Disclaimer: I don't own Trigun, nor do I own any of its characters or the world in which it is based. Those are copyright to their respective owners/creators and i make no profit off this fic.

Her fingers danced unhappily over the keys to her type-writer as she tallied out the damages and payments owed from the last debacle involving her assignment; one Vash the Stampede, the legendary Humanoid Typhoon, mans first and only Act of God. There were a variety of other colorful nicknames for him but none of them came close to what he was really like. Most of the time she was inclined to be charitable towards him seeing as she had developed certain unpredictable feelings for the goofy gunman, however today was not one of those times.

"I have the last of the claims here ma'am," Milly said helpfully, unloading a stack of triplicates five inches thick beside the piles she had just sorted through. Meryl's shoulders slumped and she rubbed a temple, sighing. Those had taken her all night to go through.

"Thank-you Milly," Meryl said tiredly, a vague feeling of annoyance spiking up at the thought of the cause for all of this hard work and sleep loss. Vash was going to pay for this.

"I'm home!" called the Source of all Chaos from the front door of the two-bedroom they were renting.

"Hello Mister Vash!" Milly called cheerfully while Meryl continued typing at her report.

...make the damages payable by return of post to Brumwelt, Gurgusson and Splelch to the total of...

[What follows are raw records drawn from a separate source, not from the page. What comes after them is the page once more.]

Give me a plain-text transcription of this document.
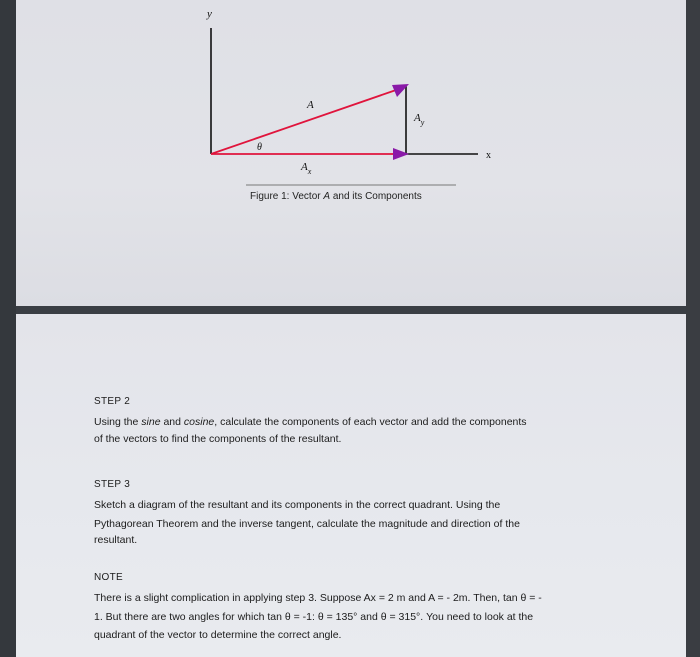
y
x
A
$A_y$
$A_x$
θ
Figure 1: Vector A and its Components
STEP 2
Using the sine and cosine, calculate the components of each vector and add the components
of the vectors to find the components of the resultant.
STEP 3
Sketch a diagram of the resultant and its components in the correct quadrant. Using the
Pythagorean Theorem and the inverse tangent, calculate the magnitude and direction of the
resultant.
NOTE
There is a slight complication in applying step 3. Suppose Ax = 2 m and A = - 2m. Then, tan θ = -
1. But there are two angles for which tan θ = -1: θ = 135° and θ = 315°. You need to look at the
quadrant of the vector to determine the correct angle.
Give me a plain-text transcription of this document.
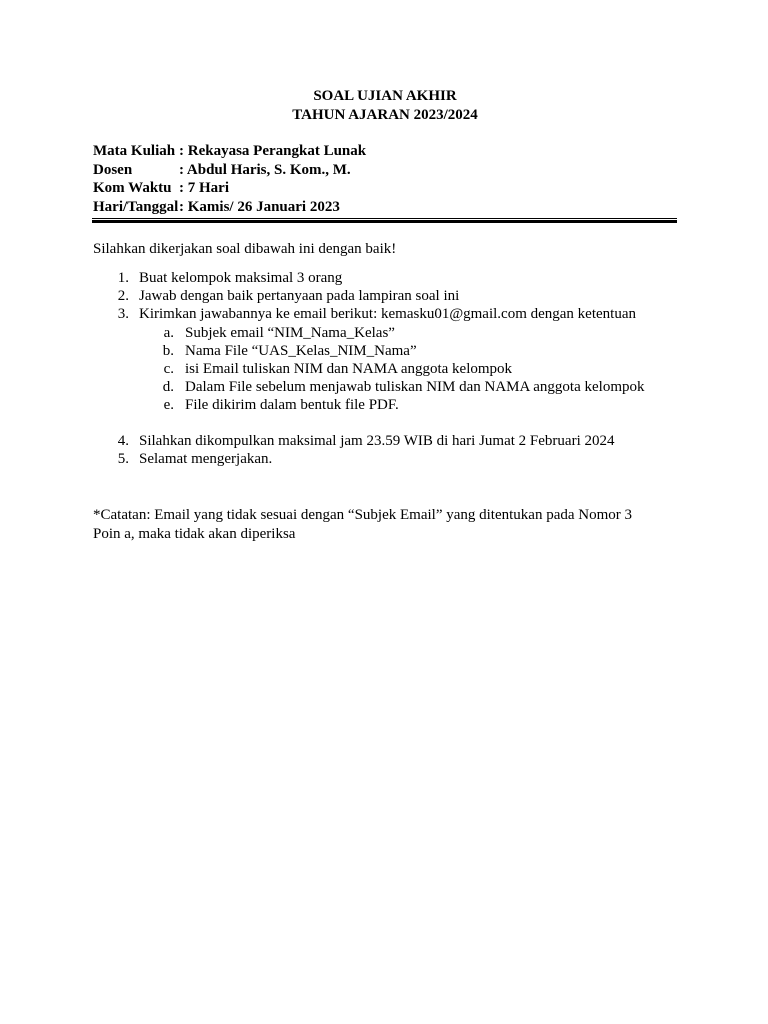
SOAL UJIAN AKHIR
TAHUN AJARAN 2023/2024
Mata Kuliah : Rekayasa Perangkat Lunak
Dosen	: Abdul Haris, S. Kom., M.
Kom Waktu : 7 Hari
Hari/Tanggal : Kamis/ 26 Januari 2023
Silahkan dikerjakan soal dibawah ini dengan baik!
1. Buat kelompok maksimal 3 orang
2. Jawab dengan baik pertanyaan pada lampiran soal ini
3. Kirimkan jawabannya ke email berikut: kemasku01@gmail.com dengan ketentuan
a. Subjek email “NIM_Nama_Kelas”
b. Nama File “UAS_Kelas_NIM_Nama”
c. isi Email tuliskan NIM dan NAMA anggota kelompok
d. Dalam File sebelum menjawab tuliskan NIM dan NAMA anggota kelompok
e. File dikirim dalam bentuk file PDF.
4. Silahkan dikompulkan maksimal jam 23.59 WIB di hari Jumat 2 Februari 2024
5. Selamat mengerjakan.
*Catatan: Email yang tidak sesuai dengan “Subjek Email” yang ditentukan pada Nomor 3
Poin a, maka tidak akan diperiksa
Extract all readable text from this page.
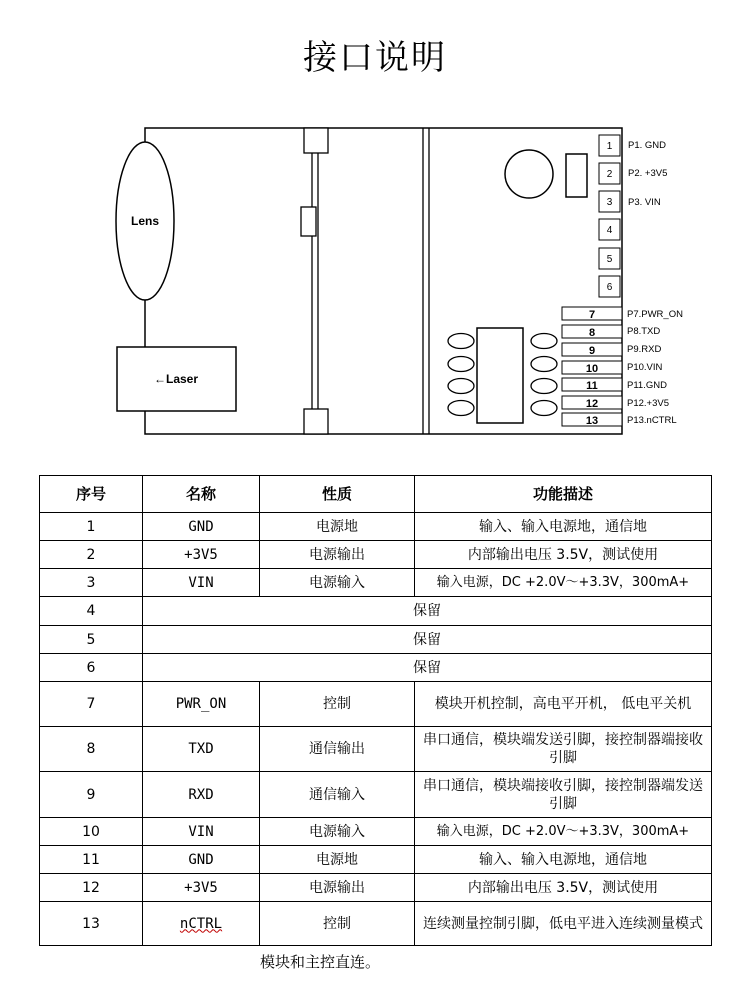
接口说明
Lens
←Laser
1 P1. GND
2 P2. +3V5
3 P3. VIN
4
5
6
7	P7.PWR_ON
8	P8.TXD
9	P9.RXD
10	P10.VIN
11	P11.GND
12	P12.+3V5
13	P13.nCTRL
序号	名称	性质	功能描述
1	GND	电源地	输入、输入电源地，通信地
2	+3V5	电源输出	内部输出电压 3.5V，测试使用
3	VIN	电源输入	输入电源，DC +2.0V～+3.3V，300mA+
4	保留		
5	保留		
6	保留		
7	PWR_ON	控制	模块开机控制，高电平开机， 低电平关机
8	TXD	通信输出	串口通信，模块端发送引脚，接控制器端接收引脚
9	RXD	通信输入	串口通信，模块端接收引脚，接控制器端发送引脚
10	VIN	电源输入	输入电源，DC +2.0V～+3.3V，300mA+
11	GND	电源地	输入、输入电源地，通信地
12	+3V5	电源输出	内部输出电压 3.5V，测试使用
13	nCTRL	控制	连续测量控制引脚，低电平进入连续测量模式
模块和主控直连。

She frowned for a moment and looked back at the current claim she was filing in. Darn, she'd misspelled the last name. Meryl reached off to one side for her white-out (the white-out button on her type-writer was no longer in working order since Vash had taken it upon himself to play around with it one evening and had spilled beer down the side of her baby) only to find that her white-out had been left open by somebody and was all dried out. Meryl gritted her teeth in annoyance.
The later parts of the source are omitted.